Qui aurait cru, il y a quelques mois encore, quand la tension montait dangereusement entre Séoul et Pyongyang, que les dirigeants des deux Corées bavarderaient un jour tranquillement, le long de la ligne de démarcation, sur l’avenir de la péninsule et les perspectives d’une paix durable ? C’est pourtant ce qui s’est produit le 27 avril lorsque Kim Jong-un, venu du Nord, et Moon Jae-in, venu du Sud, se sont rencontrés à Panmunjom, au cœur de la zone démilitarisée, pour manifester leur volonté de réconciliation, 65 ans après l’armistice qui a conclu la meurtrière guerre de Corée (1950-1953).
Un événement historique ?
Les deux présidents ont soigneusement mis en scène leurs retrouvailles, conscients de l’importance de la communication pour célébrer un événement qui pourrait être historique. Symboliquement chacun d’eux a franchi de quelques pas la frontière entre les deux Corées, dans un sens puis dans l’autre, Kim Jong-un rejoignant son homologue sud-cohérent dans la partie sud avant que les deux hommes ne gagnent ensemble la partie nord. « Au moment où le dirigeant Kim a franchi la ligne de démarcation militaire, Panmunjom est devenu un symbole de paix et non plus un symbole de division », a déclaré le président Moon.
Ces gestes d’apaisement ont été complétés par un texte commun. La déclaration de Panmunjom, signée par les deux dirigeants, affiche leur objectif d’aller vers une « dénucléarisation totale » de la péninsule, avec le « soutien » et la « coopération » de la communauté internationale. Elle exprime leur souhait d’établir « un régime de paix permanent et solide » afin que commence « une nouvelle ère de paix ». « Il n’y aura plus de guerre sur la péninsule coréenne », affirment-ils avant d’annoncer un désarmement par étapes, à mesure que se renforcera leur « confiance mutuelle », et d’appeler à « l’unification de la péninsule coréenne ».
« La confiance, c’est bien, le contrôle, c’est mieux »

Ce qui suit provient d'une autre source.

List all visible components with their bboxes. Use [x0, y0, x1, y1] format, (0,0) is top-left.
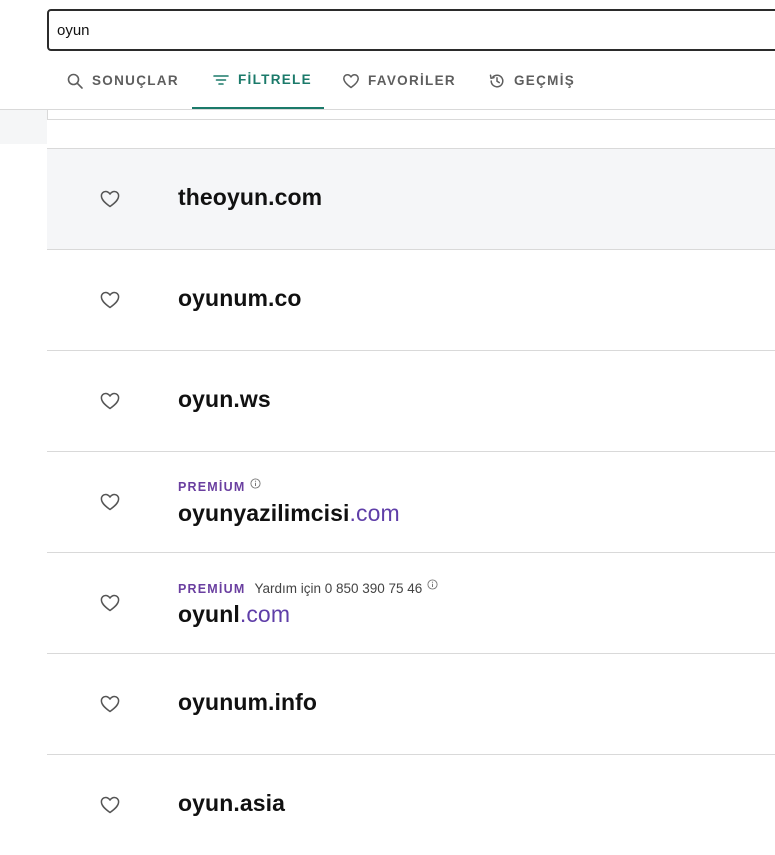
- panel-bottom-border: [47, 119, 775, 120]
- filter-icon: [212, 71, 230, 89]
- domain-name[interactable]: oyunyazilimcisi.com: [178, 500, 400, 527]
- result-row[interactable]: oyun.ws: [47, 350, 775, 451]
- info-icon[interactable]: [250, 477, 261, 489]
- tab-history[interactable]: GEÇMİŞ: [488, 52, 575, 109]
- heart-icon[interactable]: [99, 491, 121, 513]
- result-row-premium[interactable]: PREMİUM Yardım için 0 850 390 75 46 oyun…: [47, 552, 775, 653]
- tab-favorites[interactable]: FAVORİLER: [342, 52, 456, 109]
- info-icon[interactable]: [427, 579, 438, 590]
- premium-badge: PREMİUM: [178, 581, 246, 596]
- premium-line: PREMİUM Yardım için 0 850 390 75 46: [178, 579, 438, 596]
- tab-results[interactable]: SONUÇLAR: [66, 52, 179, 109]
- heart-icon[interactable]: [99, 289, 121, 311]
- help-phone-text: Yardım için 0 850 390 75 46: [254, 581, 423, 596]
- history-icon: [488, 72, 506, 90]
- domain-name[interactable]: oyunl.com: [178, 601, 290, 628]
- tabs-divider: [0, 109, 775, 110]
- domain-name[interactable]: oyunum.info: [178, 689, 317, 716]
- heart-icon[interactable]: [99, 794, 121, 816]
- tab-results-label: SONUÇLAR: [92, 73, 179, 88]
- premium-line: PREMİUM: [178, 477, 261, 494]
- result-row-premium[interactable]: PREMİUM oyunyazilimcisi.com: [47, 451, 775, 552]
- tab-favorites-label: FAVORİLER: [368, 73, 456, 88]
- tab-bar: SONUÇLAR FİLTRELE FAVORİLER GEÇMİŞ: [47, 52, 775, 109]
- heart-icon: [342, 72, 360, 90]
- heart-icon[interactable]: [99, 188, 121, 210]
- tab-history-label: GEÇMİŞ: [514, 73, 576, 88]
- domain-name[interactable]: oyunum.co: [178, 285, 302, 312]
- heart-icon[interactable]: [99, 592, 121, 614]
- heart-icon[interactable]: [99, 693, 121, 715]
- results-list: theoyun.com oyunum.co oyun.ws PREMİUM oy…: [47, 148, 775, 855]
- left-gray-strip: [0, 110, 47, 144]
- premium-badge: PREMİUM: [178, 480, 246, 494]
- domain-name[interactable]: theoyun.com: [178, 184, 322, 211]
- result-row[interactable]: oyun.asia: [47, 754, 775, 855]
- tab-filter[interactable]: FİLTRELE: [192, 52, 324, 109]
- result-row[interactable]: oyunum.co: [47, 249, 775, 350]
- result-row[interactable]: oyunum.info: [47, 653, 775, 754]
- result-row[interactable]: theoyun.com: [47, 148, 775, 249]
- domain-name[interactable]: oyun.asia: [178, 790, 285, 817]
- domain-name[interactable]: oyun.ws: [178, 386, 271, 413]
- tab-filter-label: FİLTRELE: [238, 72, 312, 87]
- search-input[interactable]: [57, 11, 757, 49]
- heart-icon[interactable]: [99, 390, 121, 412]
- search-box[interactable]: [47, 9, 775, 51]
- search-icon: [66, 72, 84, 90]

Si ces belles promesses sont tenues, la nouvelle diplomatie de Kim Jong-un aura porté ses fruits. Le dictateur nord-coréen, que l’on disait imprévisible, sait apparemment où il va. Il a d’abord montré sa force en procédant à des essais nucléaires puis en lançant plusieurs missiles intercontinentaux. Il s’est ensuite assuré le soutien de Pékin en se rendant il y a un mois en Chine. Il s’apprête à rencontrer Donald Trump dans quelques semaines pour préparer la grande négociation à venir. Le sommet intercoréen de Panmumjom était une étape nécessaire dans la mise en œuvre de ce vaste processus qui pourrait bouleverser, en cas de succès, le paysage géostratégique de l’Asie.
La question est de savoir si les engagements auxquels souscrit le président nord-coréen doivent être pris au sérieux ou s’ils ne sont que poudre aux yeux en échange de l’assistance économique dont Pyongyang a plus besoin que jamais pour faire face aux sanctions internationales. Le Financial Times conseille à la Corée du Sud de rester méfiante. « Les expériences du passé nous enseignent que la Corée du Sud aurait tort de débloquer des aides économiques sur la seule base de concessions sur la question nucléaire », écrit le quotidien britannique, qui souligne la difficulté de vérifier les éventuelles mesures de démilitarisation en Corée du Nord. « La confiance, c’est bien, le contrôle, c’est mieux », ajoute-t-il.
La question-clé de la vérification
Ce n’est pas la première fois que les dirigeants des deux pays se rencontrent. Deux sommets intercoréens ont eu lieu en 2000 et 2007. Il n’en est rien sorti de concret. Pourquoi en irait-il autrement cette fois-ci ? Il est vrai que la déclaration de Panmunjom reste floue sur de nombreux points, qu’elle est susceptible d’interprétations contradictoires sur d’autres et que la question-clé de la vérification demeure irrésolue. Kim Jong-un est-il prêt à abandonner son armement nucléaire alors même que celui-ci est son principal atout sur la scène internationale ? Il est permis d’en douter. Acceptera-t-il une ingérence de la communauté internationale pour s’assurer de son démantèlement ? C’est difficile à croire.
La déclaration de Panmunjom doit donc être appréciée avec prudence. Si son intention générale est louable, les détails d’exécution y sont largement négligés. En même temps, les pourparlers n’en sont qu’à leur début. Les rencontres ultérieures apporteront probablement quelques-unes des précisions nécessaires. On saura alors si le fantasque Kim Jong-un veut vraiment le retour de la paix ou si sa nouvelle rhétorique n’est qu’une ruse pour obtenir de ses interlocuteurs la coopération économique qui assurera le maintien de son régime. Sans être exagérément optimiste, on peut au moins reconnaître qu’un espoir se lève sur la péninsule coréenne.